Given the tensions, policymakers should consider promoting more attention within the Security Council about nontraditional security issues such as the climate crisis, pandemics, and poverty and their relationship to the current counterterrorism and nonproliferation framework. This would be an important step toward building a transformed international peace and security architecture. Increased attention multilaterally among UN member states would help to align national priorities of the Global South countries, for example, with these emerging challenges that are linked to terrorism but are underrepresented in international policymaking forums.
Twenty years after its adoption, the 1540 Resolution is a true “little engine that could,” a multilateral initiative that has achieved far more than its advocates ever imagined.7 Now there is a need to consider whether what is needed today is continued capacity building or a complete rethink of the approach. Given the daunting future challenges facing the world, the Security Council should go for option two, combining Resolution 1540-related capacity building with better-resourced efforts to address the emerging threat conditions that foster terrorism. This would involve retooling collective UN counterterrorism and nonproliferation efforts to be leaner and more geographically disbursed, while leaving the empowerment of the resolution to local governments and officials who best understand the nexus of hard and soft security.

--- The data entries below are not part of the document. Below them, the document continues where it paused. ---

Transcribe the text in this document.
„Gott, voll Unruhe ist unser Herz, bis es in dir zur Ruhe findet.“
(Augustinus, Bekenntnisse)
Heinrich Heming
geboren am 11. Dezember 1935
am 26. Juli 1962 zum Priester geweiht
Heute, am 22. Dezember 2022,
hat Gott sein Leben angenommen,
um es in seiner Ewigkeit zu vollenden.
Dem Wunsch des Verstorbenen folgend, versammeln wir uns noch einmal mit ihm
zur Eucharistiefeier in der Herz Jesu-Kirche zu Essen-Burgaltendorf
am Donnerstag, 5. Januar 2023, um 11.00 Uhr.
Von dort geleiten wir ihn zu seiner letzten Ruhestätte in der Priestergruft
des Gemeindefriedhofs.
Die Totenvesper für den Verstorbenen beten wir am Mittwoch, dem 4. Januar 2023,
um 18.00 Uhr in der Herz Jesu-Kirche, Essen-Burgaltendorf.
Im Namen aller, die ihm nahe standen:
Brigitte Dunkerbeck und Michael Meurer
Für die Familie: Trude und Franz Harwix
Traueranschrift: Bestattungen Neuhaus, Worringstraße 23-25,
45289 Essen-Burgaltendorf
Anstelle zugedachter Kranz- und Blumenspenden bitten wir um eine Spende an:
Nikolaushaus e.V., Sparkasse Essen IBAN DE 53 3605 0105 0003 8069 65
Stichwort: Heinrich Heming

There also is a strong argument for moving the UN’s Resolution 1540 efforts out of the Security Council to Geneva, where the Conference on Disarmament is located. This would bring the group of experts closer to the regions most at risk of proliferation by nonstate actors and to the functional work of the BWC, which is underserved despite its risk. Resolution 1540 will keep chugging along if these attempts at decentralization are encouraged by a right-sized nonproliferation and counterterrorism architecture.
ENDNOTES
1. Definitions for the purpose of this resolution only: Means of delivery: missiles, rockets and other unmanned systems capable of delivering nuclear, chemical, or biological weapons, that are specially designed for such use. Non-State actor: individual or entity, not acting under the lawful authority of any State in conducting activities which come within the scope of this resolution. Related materials: materials, equipment and technology covered by relevant multilateral treaties and arrangements, or included on national control lists, which could be used for the design, development, production or use of nuclear, chemical and biological weapons and their means of delivery. UN Security Council, S/RES/1540, April 28, 2004, p. 1 note.
2. Justyna Gudzowska, Eliza Lockhart, and Tom Keatinge, “Disabling the Enablers of Sanctions Circumvention,” Royal United Services Institute, May 7, 2024, https://rusi.org/explore-our-research/publications/policy-briefs/disabling-enablers-sanctions-circumvention/.
3. Richard Cupitt, “Developing Indices to Measure Chemical Strategic Trade Security Controls,” Strategic Trade Review, Vol. 3, No. 5 (Autumn 2017): 47-70.
4. In 2004 many experts worried about the likelihood of a “dirty” nuclear bomb in the hands of terrorists—a so-called suitcase bomb. Fortunately, this has not happened. In 2024, nuclear saber-rattling supplants dirty bombs with a state actor, Russia, threatening nuclear Armageddon as the Ukraine war drags on.
5. Scott Spence, “The 1540 Nonproliferation Regime and United Nations Security Council Resolution 2663 (2022): What’s Been Achieved and What Lies Ahead,” Strategic Trade Review, Vol. 9, No. 10 (Winter/Spring 2023): 25-36.
6. Joel S. Wit and Stephanie Kleine-Ahlbrandt, “Insights From the UN Panel of Experts on North Korea,” 38North, May 14, 2024, https://www.38north.org/2024/05/insights-from-the-un-panel-of-experts-on-north-korea/.
7. Watty Piper, The Little Engine That Could, Platt & Munk, 1930, tells a story that in the United States is used to teach the value of optimism and hard work.